We now have the potential for a lasting recovery, let's not throw our future away
Published 14/09/2015 | 02:30
Ireland stands on a moment of great potential. Our economy is growing at the fastest rate in Europe and we're adding 1,300 jobs every week. International investment is booming. Consumer confidence is increasing. Two in three people believe the country is now on the right economic track.
We're coming out the right side after the harrowing times since the crash. Labour in government is driving an economic recovery that is the envy of many countries.
Securing that recovery will, in turn, allow us to drive renewal - a social, cultural and community-based renewal that makes life better for every person.
That is the potential, our shared opportunity.
But potential must be realised. We all know stories of gifted young students or athletes who lacked the application to realise their potential or who took the wrong choices.
Which is what will make the general election next spring a crucial moment in this country's future development.

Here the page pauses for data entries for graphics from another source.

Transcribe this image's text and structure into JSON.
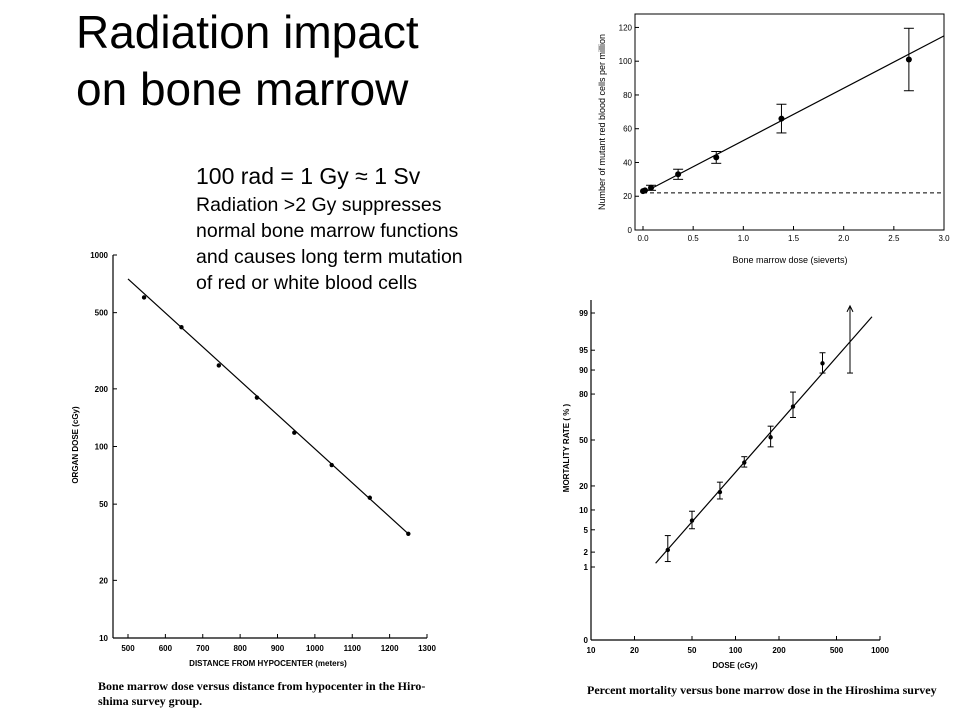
{
  "slide": {
    "title_line1": "Radiation impact",
    "title_line2": "on bone marrow",
    "equation": "100 rad = 1 Gy ≈ 1 Sv",
    "paragraph_lines": [
      "Radiation >2 Gy suppresses",
      "normal bone marrow functions",
      "and causes long term mutation",
      "of red or white blood cells"
    ]
  },
  "chart_data": [
    {
      "id": "mutant",
      "type": "scatter",
      "xlabel": "Bone marrow dose (sieverts)",
      "ylabel": "Number of mutant red blood cells per million",
      "xlim": [
        0,
        3.0
      ],
      "ylim": [
        0,
        125
      ],
      "xticks": [
        "0.0",
        "0.5",
        "1.0",
        "1.5",
        "2.0",
        "2.5",
        "3.0"
      ],
      "yticks": [
        "0",
        "20",
        "40",
        "60",
        "80",
        "100",
        "120"
      ],
      "points": [
        {
          "x": 0.0,
          "y": 23,
          "err": 0
        },
        {
          "x": 0.02,
          "y": 23.5,
          "err": 0
        },
        {
          "x": 0.08,
          "y": 25,
          "err": 1.5
        },
        {
          "x": 0.35,
          "y": 33,
          "err": 3
        },
        {
          "x": 0.73,
          "y": 43,
          "err": 3.5
        },
        {
          "x": 1.38,
          "y": 66,
          "err": 8.5
        },
        {
          "x": 2.65,
          "y": 101,
          "err": 18.5
        }
      ],
      "fit": {
        "x": [
          0,
          3.0
        ],
        "y": [
          22,
          115
        ]
      },
      "baseline": 22
    },
    {
      "id": "organ",
      "type": "scatter",
      "xlabel": "DISTANCE FROM HYPOCENTER (meters)",
      "ylabel": "ORGAN DOSE (cGy)",
      "caption_lines": [
        "Bone marrow dose versus distance from hypocenter in the Hiro-",
        "shima survey group."
      ],
      "xlim": [
        500,
        1300
      ],
      "ylim": [
        10,
        1000
      ],
      "yscale": "log",
      "xticks": [
        "500",
        "600",
        "700",
        "800",
        "900",
        "1000",
        "1100",
        "1200",
        "1300"
      ],
      "yticks": [
        "10",
        "20",
        "50",
        "100",
        "200",
        "500",
        "1000"
      ],
      "points": [
        {
          "x": 543,
          "y": 600
        },
        {
          "x": 643,
          "y": 420
        },
        {
          "x": 743,
          "y": 265
        },
        {
          "x": 845,
          "y": 180
        },
        {
          "x": 945,
          "y": 118
        },
        {
          "x": 1045,
          "y": 80
        },
        {
          "x": 1147,
          "y": 54
        },
        {
          "x": 1250,
          "y": 35
        }
      ],
      "fit": {
        "x": [
          500,
          1250
        ],
        "y": [
          750,
          35
        ]
      }
    },
    {
      "id": "mortality",
      "type": "scatter",
      "xlabel": "DOSE (cGy)",
      "ylabel": "MORTALITY RATE ( % )",
      "caption": "Percent mortality versus bone marrow dose in the Hiroshima survey",
      "xlim": [
        10,
        1000
      ],
      "xscale": "log",
      "ylim": [
        0,
        99
      ],
      "yscale": "probability",
      "xticks": [
        "10",
        "20",
        "50",
        "100",
        "200",
        "500",
        "1000"
      ],
      "yticks": [
        "0",
        "1",
        "2",
        "5",
        "10",
        "20",
        "50",
        "80",
        "90",
        "95",
        "99"
      ],
      "points": [
        {
          "x": 34,
          "y": 2.2,
          "lo": 1.3,
          "hi": 4
        },
        {
          "x": 50,
          "y": 7,
          "lo": 5.2,
          "hi": 9.6
        },
        {
          "x": 78,
          "y": 17,
          "lo": 14,
          "hi": 22
        },
        {
          "x": 115,
          "y": 34,
          "lo": 31,
          "hi": 38
        },
        {
          "x": 175,
          "y": 52,
          "lo": 45,
          "hi": 60
        },
        {
          "x": 250,
          "y": 73,
          "lo": 66,
          "hi": 81
        },
        {
          "x": 400,
          "y": 92,
          "lo": 89,
          "hi": 94.5
        },
        {
          "x": 620,
          "y": 97,
          "lo": 89,
          "hi": 99.3
        }
      ],
      "fit": {
        "x": [
          28,
          880
        ],
        "y": [
          1.2,
          98.8
        ]
      }
    }
  ]
}
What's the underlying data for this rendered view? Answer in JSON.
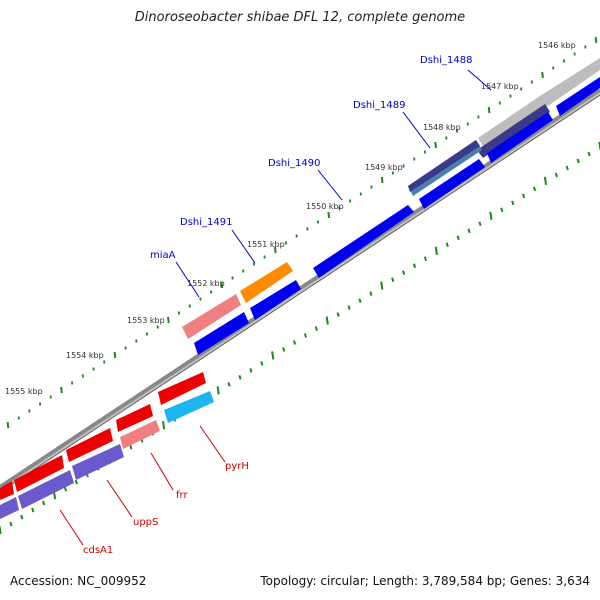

The choice will be very clear: between a Government driving recovery and renewal and the risk of an incoherent opposition returning us to ruin.
And let's remember what ruin looked like: Fianna Fail swung a wrecking ball through our economy and our society, leaving misery and a troika bailout in their wake.
In a relatively short period of time, Labour, working with our coalition partners, engineered Ireland's exit from the bailout and return to growth.
That, of course, could only be achieved because of the very real sacrifices people made and the perseverance shown in the face of uphill struggle.
But we've now climbed to the brow of the hill and can see our destination - an Ireland of opportunity, prosperity and decency for all.
We haven't reached that destination yet and I know that a lot of people are still struggling. But it's in sight and within reach and last year's Budget was proof of that - because it began the process of raising living standards.
We'll continue that process in the forthcoming Budget, when my priorities will include ensuring more take-home pay for low and middle-income workers by further reducing Fianna Fail's dreaded USC.
We'll announce increased investment in our health, education and childcare systems because improved public services are essential to a better Ireland.
And as the party of work, we'll continue to prioritise helping people back into work through schemes such as JobsPlus and the Back to Work Family Dividend, so that they can build better financial futures for themselves and their families.
Separately, Brendan Howlin will shortly announce a very significant capital plan to improve crucial infrastructure like roads, railways and broadband. This will both create more jobs and underpin our future growth.
It's vital that we recognise our pensioners, who in many cases have supported adult children and their families through the worst of the crisis. Last year, I restored a partial Christmas bonus of 25pc for all state pension recipients, as well as people with disabilities, carers, lone parents and long-term jobseekers.
This year, I intend increasing that to at least 50pc because, with so many new jobs being created, my department's expenditure on unemployment payments is falling and we can use the money in other ways.
In money terms, a 50pc bonus would mean an extra €115 at Christmas for a person on State contributory pension and almost €220 extra for a pensioner couple.
It would mean an extra €102 for a carer and more if that carer has children.
A Budget along the above lines - helping low- and middle-income earners, families, retired people and the vulnerable - would be another step in the process of raising living standards.
We have the potential to do so much more over the next five years.
We have the potential to not just reduce - but phase out - USC for low- and middle-income workers as part of a structured plan over a series of budgets.
We have the potential to invest more heavily in essential public services, to drive a social, cultural and community renewal.
We have the potential to do this in a steady and prudent way - staying in line with EU fiscal rules but, more importantly, the inherent Irish belief that it's wise to be prepared for a rainy day.
This potential, in many ways, represents a second chance for Ireland.
The chance to do what should have been done when an Irish government last had the chance, only for Fianna Fáil to blow it.
The chance to build a better country for every person.
It's crucial we take it.
Fianna Fáil couldn't. Sinn Féin can't - their inability to govern in Northern Ireland, to say nothing of the dark IRA legacy they insist does not exist - is proof of that.
As for the far left, the tragedy of the experiment in Greece, which continues to be mired in crisis, says it all.
Labour will take that chance. Our track record with Fine Gael is proof of that. Stability, recovery, renewal.
We'll realise our country's potential - an Ireland better for all.
Joan Burton is Minister for Social Protection, Tánaiste and leader of the Labour Party.